Consider the irony: college graduates struggle to find jobs in a tight employment market, while the automotive industry struggles to meet the demand for skilled labor.
Auto dealers are competing with other high tech industries for proficient employees, specifically automotive service technicians trained to repair today's sophisticated vehicles.
Well-trained service technicians are a hot commodity due to the skyrocketing demand and the advanced skill set required for the job. The U.S. Bureau of Labor Statistics says more than 60,000 automotive service jobs in the nation are going unfilled as automakers compete for skilled labor with other high tech industries. The number of available jobs in the field is expected to increase to 150,000 over the next eight years.
That's why BMW of North America launched a program to help keep pace with its dealers' burgeoning demand for service technicians. Called STEP, for Service Technician Education Program, the initiative has expanded in the past six years. It's turned out nearly 1,200 graduates. At least eight other automakers have since initiated similar programs.
Only top students at post-secondary automotive schools are STEP material. They do not pay tuition and the placement rate is consistently 100%. Candidates must be bright, highly motivated, drug free, and receive the highest grades and references.
BMW offers seven regional programs in Orlando, Phoenix, Houston, Fremont, California, Upper Saddle River, NJ, and Ontario, CA, for 27 weeks of intensive, hands-on training on all BMW models.
It's a big commitment. One young father commutes more than two hours each day from his home to the training facility in Upper Saddle River, NJ, losing precious time with his wife and two young children. He also works part-time after school at a local BMW dealership. The prospect of a good job at the end keeps him going.
“Our hope is to make a difference — not only in the automotive industry but also in young people's lives,” says Tom Purves, CEO of BMW Holding Corp.
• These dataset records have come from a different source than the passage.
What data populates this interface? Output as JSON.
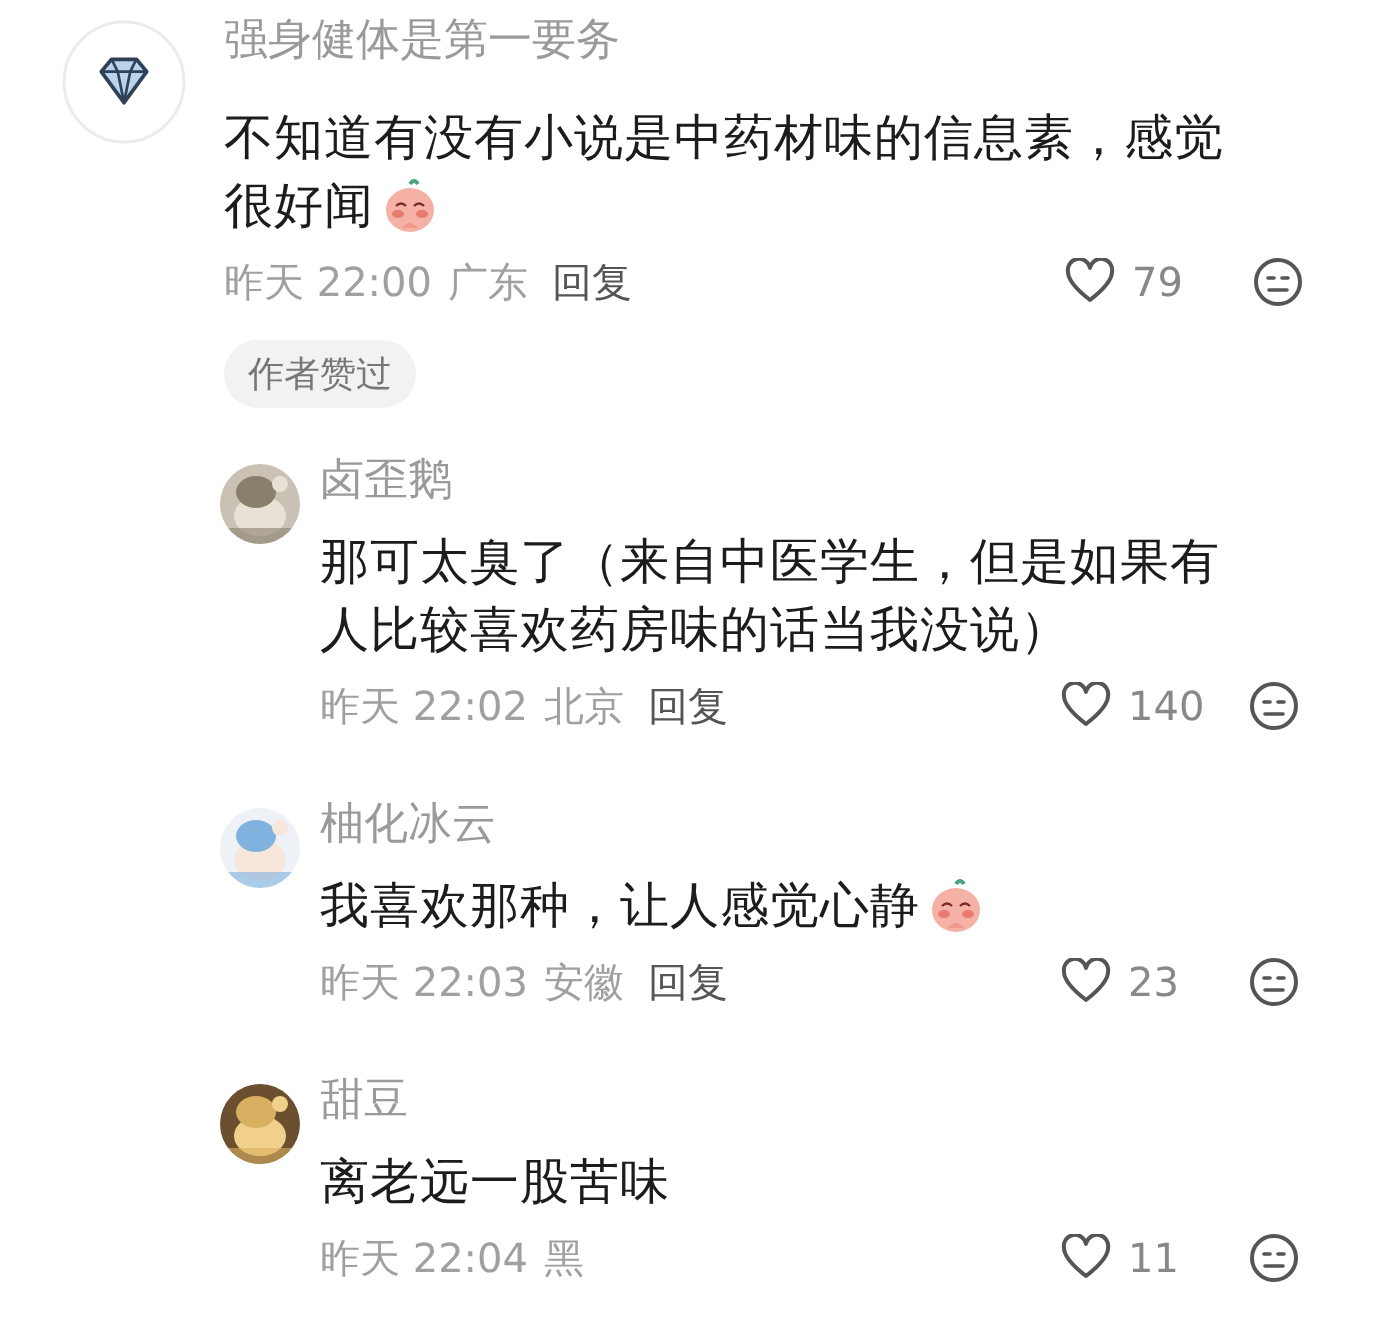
{
  "comments": [
    {
      "avatar": {
        "kind": "diamond"
      },
      "author": "强身健体是第一要务",
      "lines": [
        "不知道有没有小说是中药材味的信息素，感觉",
        "很好闻"
      ],
      "emoji": true,
      "time": "昨天 22:00",
      "location": "广东",
      "reply_label": "回复",
      "likes": "79",
      "badge": "作者赞过",
      "replies": [
        {
          "avatar": {
            "kind": "picture"
          },
          "author": "卤歪鹅",
          "lines": [
            "那可太臭了（来自中医学生，但是如果有",
            "人比较喜欢药房味的话当我没说）"
          ],
          "emoji": false,
          "time": "昨天 22:02",
          "location": "北京",
          "reply_label": "回复",
          "likes": "140"
        },
        {
          "avatar": {
            "kind": "picture"
          },
          "author": "柚化冰云",
          "lines": [
            "我喜欢那种，让人感觉心静"
          ],
          "emoji": true,
          "time": "昨天 22:03",
          "location": "安徽",
          "reply_label": "回复",
          "likes": "23"
        },
        {
          "avatar": {
            "kind": "picture"
          },
          "author": "甜豆",
          "lines": [
            "离老远一股苦味"
          ],
          "emoji": false,
          "time": "昨天 22:04",
          "location": "黑",
          "likes": "11"
        }
      ]
    }
  ]
}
Fueling the need for qualified BMW technicians is the quadrupling of BMW says in the U.S. over the past 10 years. More than 1.4 million BMWs are now on the road.
The enhanced technology in new BMWs requires training beyond what is available at automotive trade schools. Meanwhile, BMW estimates its dealers need about 400 new technicians a year to work in the 340 BMW dealerships nationwide.
The STEP program graduates about 340 service technicians annually — producing highly skilled personnel in about six months rather than the three to four years such training would otherwise require.
The company underwrites much of the cost of the additional training needed to service its vehicles. When hiring a STEP graduate, dealers reimburse BMW for a portion of the training costs.
In return, they get a highly skilled and competent worker, and can count on a good measure of employee loyalty. That's because the attrition rate for service technicians who completed STEP is 7% compared to the industry average of about 15%.
The average annual salary for a STEP graduate is $55,000. Once the graduate gains work experience, it can run as high as $75,000 — $100,000 in some regions. Many graduates have moved from their initial technician positions to sales, service management and field service engineering posts. One graduate is now a STEP head instructor.
An offshoot of STEP is MetroStep. It encourages minorities to become automotive service techs. It began this summer through the efforts of BMW, Atlanta Technical College and baseball legend Hank Aaron, who's now a BMW dealer in Atlanta.
Four Atlanta dealerships — Chris BMW, Global Imports, United BMW and Hank Aaron BMW — provided part-time jobs and mentoring to six students. The dealerships, in turn, plan to hire the students full-time once they complete the STEP program.